Timberland’s newest community initiative is in collaboration with Thread, which is a fabric company focused on providing “responsible fabric from ground to good.” Thread has provided thousands of people in Haiti and Honduras with work by creating a sustainable fabric that starts in the streets of towns and cities across the country.


Anyone in these countries can get involved by collecting plastic bottles anywhere they can be found and taking them to a recycling center. The bottles are then turned into plastic flakes, spun into yarn, and turned into fabric. The fabric is then turned into various types of clothing including denim, canvas, and fleece. The entire process is a transparent chain that provides work for the people in those communities while simultaneously cleaning up the streets.

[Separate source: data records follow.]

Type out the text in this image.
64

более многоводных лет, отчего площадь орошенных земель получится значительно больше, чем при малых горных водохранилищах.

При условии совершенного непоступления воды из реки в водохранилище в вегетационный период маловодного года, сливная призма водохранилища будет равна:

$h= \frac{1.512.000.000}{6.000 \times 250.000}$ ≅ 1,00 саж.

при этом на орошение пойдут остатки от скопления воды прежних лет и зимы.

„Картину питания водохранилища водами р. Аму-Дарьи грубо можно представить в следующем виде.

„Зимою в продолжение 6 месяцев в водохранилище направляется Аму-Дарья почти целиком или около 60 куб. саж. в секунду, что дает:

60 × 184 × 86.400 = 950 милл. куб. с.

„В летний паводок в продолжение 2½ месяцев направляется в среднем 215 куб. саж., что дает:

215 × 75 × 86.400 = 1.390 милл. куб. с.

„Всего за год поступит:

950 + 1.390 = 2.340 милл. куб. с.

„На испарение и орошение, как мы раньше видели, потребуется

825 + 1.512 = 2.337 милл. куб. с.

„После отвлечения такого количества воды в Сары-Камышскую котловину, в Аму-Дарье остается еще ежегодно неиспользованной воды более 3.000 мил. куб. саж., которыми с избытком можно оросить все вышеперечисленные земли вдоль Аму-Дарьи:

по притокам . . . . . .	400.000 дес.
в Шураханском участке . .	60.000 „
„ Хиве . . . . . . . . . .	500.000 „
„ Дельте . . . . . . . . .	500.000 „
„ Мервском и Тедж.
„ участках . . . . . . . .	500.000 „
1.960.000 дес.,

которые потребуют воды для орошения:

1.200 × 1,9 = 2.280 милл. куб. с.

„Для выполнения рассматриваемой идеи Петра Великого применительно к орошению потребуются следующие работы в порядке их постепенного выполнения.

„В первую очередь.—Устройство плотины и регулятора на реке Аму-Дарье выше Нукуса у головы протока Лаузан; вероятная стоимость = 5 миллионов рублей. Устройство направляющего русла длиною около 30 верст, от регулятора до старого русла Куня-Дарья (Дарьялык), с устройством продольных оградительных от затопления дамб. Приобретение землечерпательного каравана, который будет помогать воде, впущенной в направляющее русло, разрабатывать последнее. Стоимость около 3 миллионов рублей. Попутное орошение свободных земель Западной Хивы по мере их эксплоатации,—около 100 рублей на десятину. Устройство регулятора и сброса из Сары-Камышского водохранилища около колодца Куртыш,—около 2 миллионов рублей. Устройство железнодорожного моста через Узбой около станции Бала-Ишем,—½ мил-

Thread has partnered with Timberland to produce a signature series of bags and boots. Timberland has been well known for its quality and durable products, and the materials Thread is providing meet or exceed those standards. “When you touch the material, you know it’s a premium canvas,” said Margaret Morey-Reuner, Director of Strategic Partnerships for Timberland.


Both Thread and Timberland are proving that there is more to business than the bottom line, and there are ways to incorporate sustainability and community involvement into creating and producing quality products. “When you put materials like ours into products like Timberland’s, it’s a perfect example,” said Thread Founder Ian Rosenberger. “By simply buying a boot or a bag you are contributing to somebody else’s life getting better.”


Thread makes an effort to track who all is involved in the process and the total economic and social impact the process has on the community. Once the first Timberland products were finished, Thread executives made sure to share the shoes and bags with the collectors who started the process. Kelsey Halling, Director of Impact at Thread said, “They were in disbelief.”